Convergence zones typically drop modest to heavy precipitation from north Seattle to Everett, and this one was no different.   To illustrate, here is the 24-h precipitation ending 5 AM Friday morning.  A few hundredths of an inch over south Seattle, a half inch north of the ship canal, and roughly an inch over Snohomish county.  Even more around Monroe and the Cascade foothills.

A radar-derived 24-h precipitation total from Seattle RAINWATCH suggests a similar picture.
When the convergence zone moves southward, the weather changes  as it crosses a location are dramatic.  Around noon, the convergence line passed the UW, resulting in an abrupt wind shift (southerly to northerly), a few tenths of an inch of rain, a jump in relative humidity from 60 to over 90%, the loss of most of the sun's radiation, and a roughly five degree temperature drop (see below).
Now let me show you how good high resolution numerical weather prediction of the convergence zone has become.

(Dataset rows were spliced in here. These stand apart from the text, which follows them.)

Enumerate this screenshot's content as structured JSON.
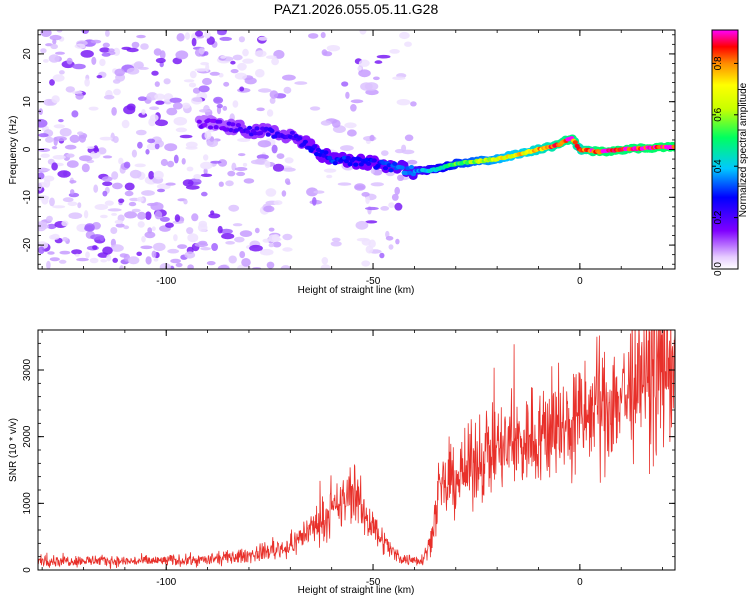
{
  "chart_data": [
    {
      "type": "heatmap",
      "title": "PAZ1.2026.055.05.11.G28",
      "xlabel": "Height of straight line (km)",
      "ylabel": "Frequency (Hz)",
      "xlim": [
        -131,
        23
      ],
      "ylim": [
        -25,
        25
      ],
      "xticks": [
        -100,
        -50,
        0
      ],
      "yticks": [
        -20,
        -10,
        0,
        10,
        20
      ],
      "colorbar": {
        "label": "Normalized spectral amplitude",
        "range": [
          0,
          0.93
        ],
        "ticks": [
          0.0,
          0.2,
          0.4,
          0.6,
          0.8
        ]
      },
      "ridge_frequency_hz": {
        "x": [
          -90,
          -80,
          -70,
          -60,
          -50,
          -40,
          -35,
          -30,
          -20,
          -10,
          -5,
          -2,
          0,
          5,
          10,
          20
        ],
        "y": [
          5.5,
          4,
          3,
          -2,
          -3,
          -4.5,
          -4.3,
          -3,
          -2,
          0,
          1,
          2.5,
          0,
          -0.5,
          0,
          0.5
        ]
      },
      "ridge_amplitude": {
        "x": [
          -90,
          -80,
          -70,
          -60,
          -50,
          -40,
          -35,
          -30,
          -20,
          -10,
          -5,
          -2,
          0,
          5,
          10,
          20
        ],
        "y": [
          0.16,
          0.22,
          0.22,
          0.3,
          0.28,
          0.35,
          0.45,
          0.55,
          0.68,
          0.78,
          0.85,
          0.9,
          0.8,
          0.92,
          0.9,
          0.92
        ]
      }
    },
    {
      "type": "line",
      "xlabel": "Height of straight line (km)",
      "ylabel": "SNR (10 * v/v)",
      "xlim": [
        -131,
        23
      ],
      "ylim": [
        0,
        3600
      ],
      "xticks": [
        -100,
        -50,
        0
      ],
      "yticks": [
        0,
        1000,
        2000,
        3000
      ],
      "series": [
        {
          "name": "SNR",
          "color": "#e8302a",
          "x": [
            -131,
            -120,
            -110,
            -100,
            -90,
            -80,
            -75,
            -70,
            -66,
            -62,
            -58,
            -55,
            -52,
            -48,
            -45,
            -42,
            -38,
            -36,
            -34,
            -30,
            -27,
            -24,
            -20,
            -15,
            -10,
            -5,
            0,
            5,
            10,
            15,
            20,
            23
          ],
          "y": [
            140,
            140,
            130,
            140,
            150,
            220,
            290,
            350,
            580,
            760,
            950,
            1200,
            830,
            480,
            250,
            150,
            160,
            450,
            1150,
            1380,
            1500,
            1720,
            1800,
            1880,
            2050,
            2100,
            2250,
            2450,
            2600,
            2800,
            3000,
            3150
          ]
        }
      ]
    }
  ]
}
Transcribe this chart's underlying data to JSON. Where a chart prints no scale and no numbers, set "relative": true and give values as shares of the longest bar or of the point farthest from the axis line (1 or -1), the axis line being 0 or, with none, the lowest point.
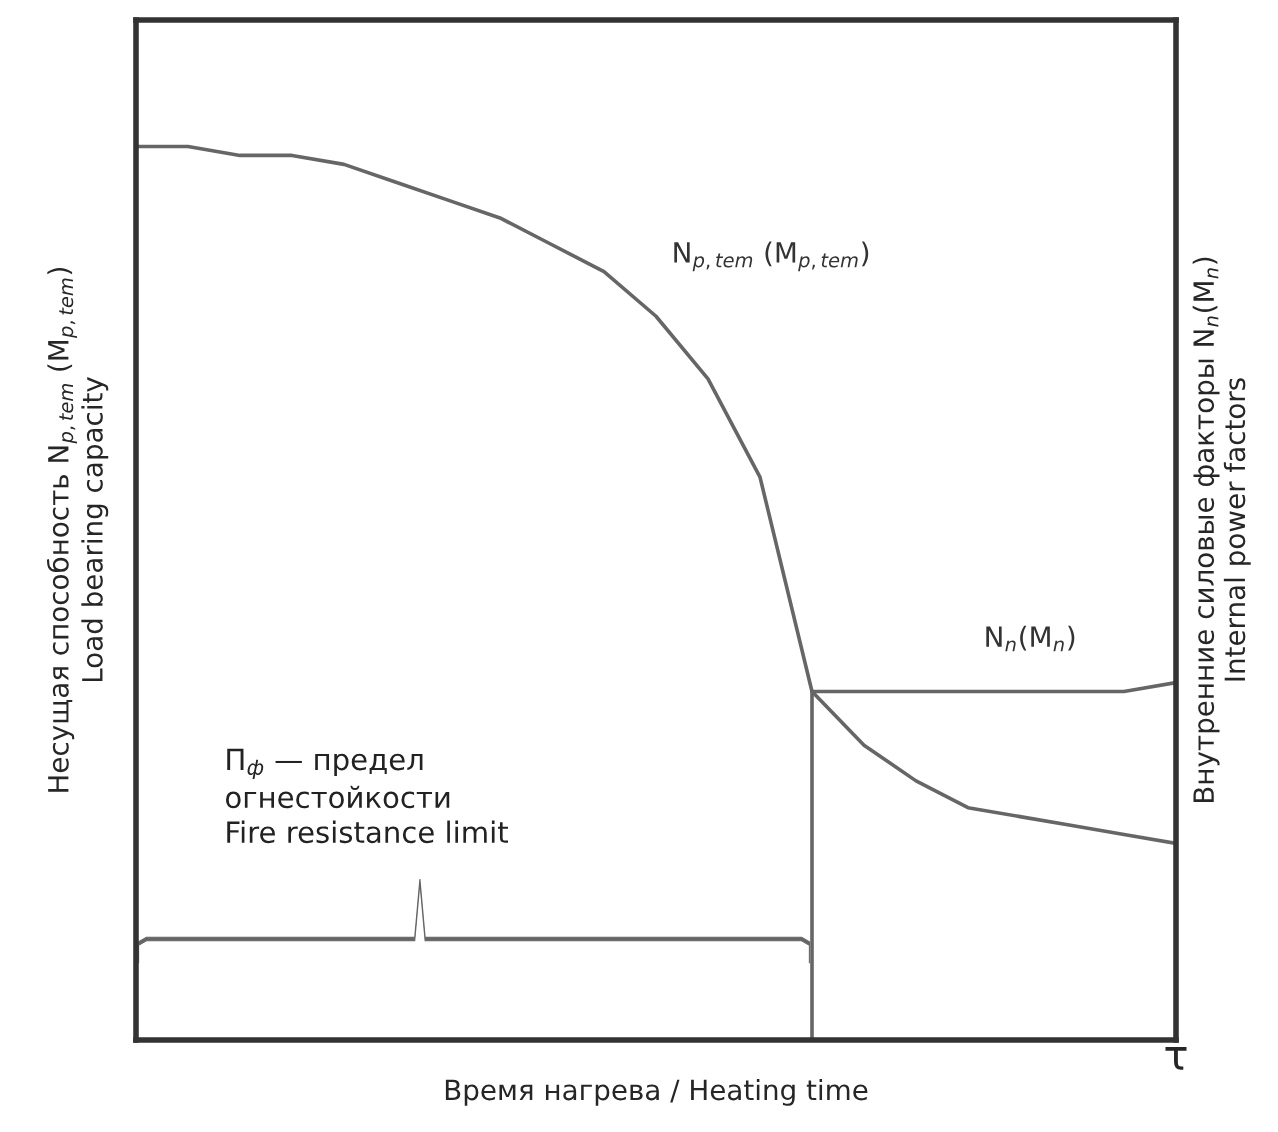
{
  "chart_data": {
    "type": "line",
    "relative": true,
    "xlabel": "Время нагрева / Heating time",
    "ylabel": "Несущая способность N$_{p,tem}$ (M$_{p,tem}$)\nLoad bearing capacity",
    "y2label": "Внутренние силовые факторы N$_{n}$(M$_{n}$)\nInternal power factors",
    "categories": [
      null,
      null,
      null,
      null,
      null,
      null,
      null,
      null,
      null,
      null,
      null,
      null,
      null,
      null,
      null,
      null,
      null,
      null,
      null,
      null,
      null
    ],
    "series": [
      {
        "name": "N$_{p,tem}$ (M$_{p,tem}$)",
        "color": "#666666",
        "values": [
          1.0,
          1.0,
          0.99,
          0.99,
          0.98,
          0.96,
          0.94,
          0.92,
          0.89,
          0.86,
          0.81,
          0.74,
          0.63,
          0.39,
          0.33,
          0.29,
          0.26,
          0.25,
          0.24,
          0.23,
          0.22
        ]
      },
      {
        "name": "N$_{n}$(M$_{n}$)",
        "color": "#666666",
        "values": [
          null,
          null,
          null,
          null,
          null,
          null,
          null,
          null,
          null,
          null,
          null,
          null,
          null,
          0.39,
          0.39,
          0.39,
          0.39,
          0.39,
          0.39,
          0.39,
          0.4
        ]
      }
    ],
    "annotations": [
      "П$_{ф}$ — предел\nогнестойкости\nFire resistance limit",
      "τ"
    ],
    "legend": false,
    "grid": false,
    "marker": "none",
    "line_style": "solid",
    "tick_labels": false
  }
}
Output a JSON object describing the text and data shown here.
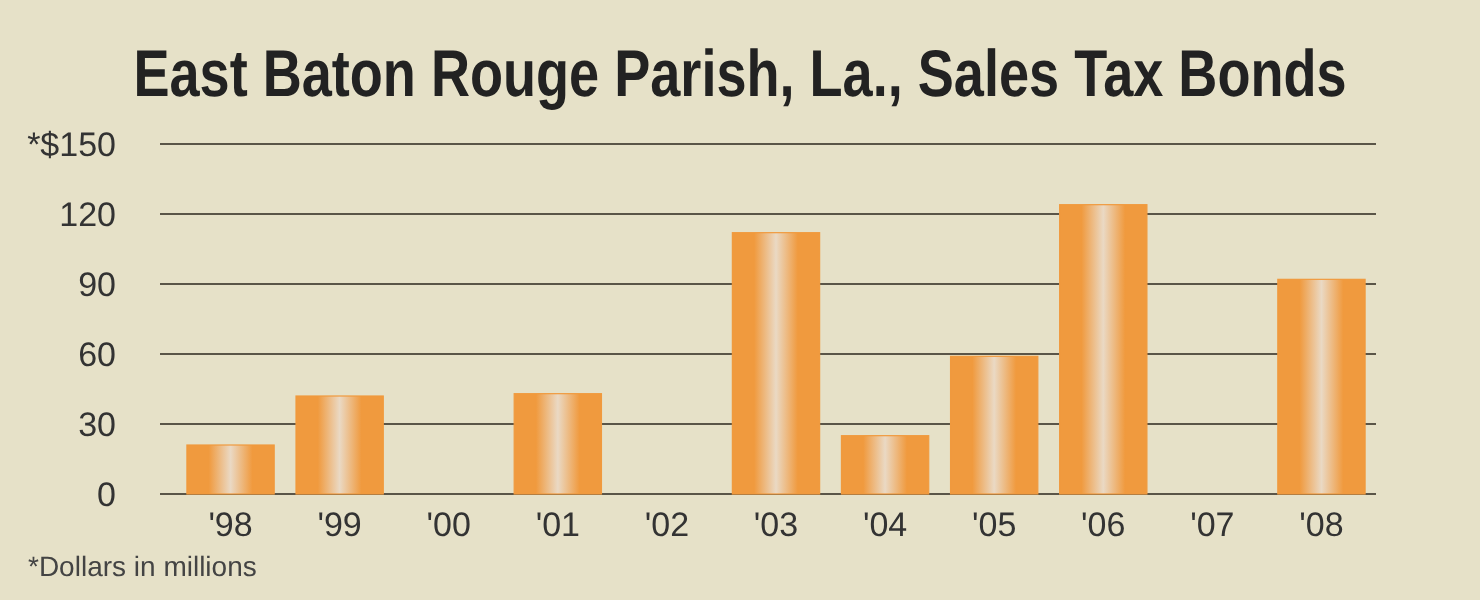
{
  "chart_data": {
    "type": "bar",
    "title": "East Baton Rouge Parish, La., Sales Tax Bonds",
    "categories": [
      "'98",
      "'99",
      "'00",
      "'01",
      "'02",
      "'03",
      "'04",
      "'05",
      "'06",
      "'07",
      "'08"
    ],
    "values": [
      21,
      42,
      0,
      43,
      0,
      112,
      25,
      59,
      124,
      0,
      92
    ],
    "color": "#f09a3e",
    "ylim": [
      0,
      150
    ],
    "yticks": [
      0,
      30,
      60,
      90,
      120,
      {
        "value": 150,
        "label": "*$150"
      }
    ],
    "grid": "y",
    "annotations": [
      "*Dollars in millions"
    ]
  }
}
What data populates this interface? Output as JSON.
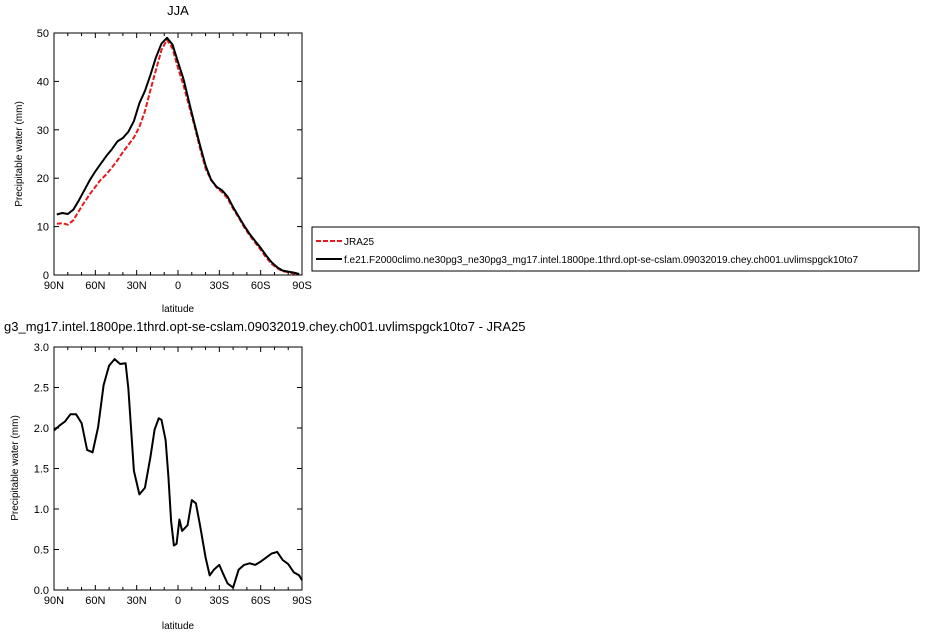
{
  "chart_data": [
    {
      "type": "line",
      "title": "JJA",
      "xlabel": "latitude",
      "ylabel": "Precipitable water (mm)",
      "xlim": [
        90,
        -90
      ],
      "ylim": [
        0,
        50
      ],
      "x_ticks": [
        90,
        60,
        30,
        0,
        -30,
        -60,
        -90
      ],
      "x_tick_labels": [
        "90N",
        "60N",
        "30N",
        "0",
        "30S",
        "60S",
        "90S"
      ],
      "y_ticks": [
        0,
        10,
        20,
        30,
        40,
        50
      ],
      "y_tick_labels": [
        "0",
        "10",
        "20",
        "30",
        "40",
        "50"
      ],
      "legend_placement": "right",
      "series": [
        {
          "name": "JRA25",
          "color": "#e41a1c",
          "style": "dashed",
          "x": [
            88,
            84,
            80,
            76,
            72,
            68,
            64,
            60,
            56,
            52,
            48,
            44,
            40,
            36,
            32,
            28,
            24,
            20,
            16,
            12,
            8,
            4,
            0,
            -4,
            -8,
            -12,
            -16,
            -20,
            -24,
            -28,
            -32,
            -36,
            -40,
            -44,
            -48,
            -52,
            -56,
            -60,
            -64,
            -68,
            -72,
            -76,
            -80,
            -84,
            -88
          ],
          "values": [
            10.6,
            10.7,
            10.4,
            11.3,
            13.2,
            15.0,
            16.7,
            18.2,
            19.7,
            20.8,
            22.2,
            23.7,
            25.4,
            26.9,
            28.4,
            30.6,
            33.8,
            38.2,
            42.4,
            46.5,
            48.6,
            46.8,
            42.8,
            39.2,
            35.0,
            30.8,
            26.2,
            22.0,
            19.6,
            18.1,
            17.1,
            15.8,
            13.7,
            11.9,
            9.9,
            8.2,
            6.7,
            5.2,
            3.6,
            2.3,
            1.4,
            0.8,
            0.6,
            0.3,
            0.1
          ]
        },
        {
          "name": "f.e21.F2000climo.ne30pg3_ne30pg3_mg17.intel.1800pe.1thrd.opt-se-cslam.09032019.chey.ch001.uvlimspgck10to7",
          "color": "#000000",
          "style": "solid",
          "x": [
            88,
            84,
            80,
            76,
            72,
            68,
            64,
            60,
            56,
            52,
            48,
            44,
            40,
            36,
            32,
            28,
            24,
            20,
            16,
            12,
            8,
            4,
            0,
            -4,
            -8,
            -12,
            -16,
            -20,
            -24,
            -28,
            -32,
            -36,
            -40,
            -44,
            -48,
            -52,
            -56,
            -60,
            -64,
            -68,
            -72,
            -76,
            -80,
            -84,
            -88
          ],
          "values": [
            12.5,
            12.8,
            12.6,
            13.5,
            15.4,
            17.5,
            19.6,
            21.4,
            23.0,
            24.6,
            26.0,
            27.6,
            28.3,
            29.6,
            31.8,
            35.5,
            38.0,
            41.3,
            45.0,
            47.8,
            49.0,
            47.6,
            44.0,
            40.5,
            35.8,
            31.2,
            26.8,
            22.6,
            19.7,
            18.2,
            17.5,
            16.2,
            14.0,
            12.1,
            10.2,
            8.5,
            7.0,
            5.6,
            4.0,
            2.6,
            1.6,
            0.9,
            0.7,
            0.5,
            0.2
          ]
        }
      ]
    },
    {
      "type": "line",
      "title": "g3_mg17.intel.1800pe.1thrd.opt-se-cslam.09032019.chey.ch001.uvlimspgck10to7 - JRA25",
      "xlabel": "latitude",
      "ylabel": "Precipitable water (mm)",
      "xlim": [
        90,
        -90
      ],
      "ylim": [
        0,
        3.0
      ],
      "x_ticks": [
        90,
        60,
        30,
        0,
        -30,
        -60,
        -90
      ],
      "x_tick_labels": [
        "90N",
        "60N",
        "30N",
        "0",
        "30S",
        "60S",
        "90S"
      ],
      "y_ticks": [
        0,
        0.5,
        1.0,
        1.5,
        2.0,
        2.5,
        3.0
      ],
      "y_tick_labels": [
        "0.0",
        "0.5",
        "1.0",
        "1.5",
        "2.0",
        "2.5",
        "3.0"
      ],
      "series": [
        {
          "color": "#000000",
          "style": "solid",
          "x": [
            90,
            86,
            82,
            78,
            74,
            70,
            66,
            62,
            58,
            54,
            50,
            46,
            42,
            38,
            36,
            32,
            28,
            24,
            20,
            17,
            14,
            12,
            9,
            7,
            5,
            3,
            1,
            -1,
            -3,
            -7,
            -10,
            -13,
            -16,
            -20,
            -23,
            -26,
            -30,
            -33,
            -36,
            -40,
            -44,
            -48,
            -52,
            -56,
            -60,
            -64,
            -68,
            -72,
            -76,
            -80,
            -84,
            -88,
            -90
          ],
          "values": [
            1.97,
            2.03,
            2.08,
            2.17,
            2.17,
            2.06,
            1.73,
            1.7,
            2.01,
            2.53,
            2.77,
            2.85,
            2.79,
            2.8,
            2.48,
            1.47,
            1.18,
            1.26,
            1.64,
            1.98,
            2.12,
            2.1,
            1.85,
            1.4,
            0.85,
            0.55,
            0.57,
            0.87,
            0.73,
            0.8,
            1.11,
            1.07,
            0.8,
            0.4,
            0.18,
            0.25,
            0.31,
            0.19,
            0.08,
            0.03,
            0.25,
            0.31,
            0.33,
            0.31,
            0.35,
            0.4,
            0.45,
            0.47,
            0.37,
            0.32,
            0.22,
            0.18,
            0.12
          ]
        }
      ]
    }
  ]
}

For example, here is the 27-h forecast of the 3 hr precipitation ending at 8 PM Wednesday from the high-resolution (1.3 km grid spacing) UW WRF model forecast started on 5 PM Tuesday....very nice convergence zone.

Or the 24 hr total ending 5 AM Friday from the same run.   Looks good, with heavier precipitation north of Seattle and dry zones to the north and south.  An expanded view over Puget Sound is also shown.

A decade ago we couldn't make such skillful forecasts, but today it is not an outlier.   It represents the impacts of better data and use of data over the Pacific Ocean, higher resolution models, better model physics, and much more.

The Puget Sound Convergence Zone got me interested in NW weather and I still find it fascinating.


  1. In real world terms, in Woodinville, a freshly dug French drain trench (15' long x 1' wide x 8" deep") received 11k cubic inches of water in ~12 hours (as of 11am Thursday). That's equivalent to ~48 gallons or one-and-a-half standard bathtubs of water.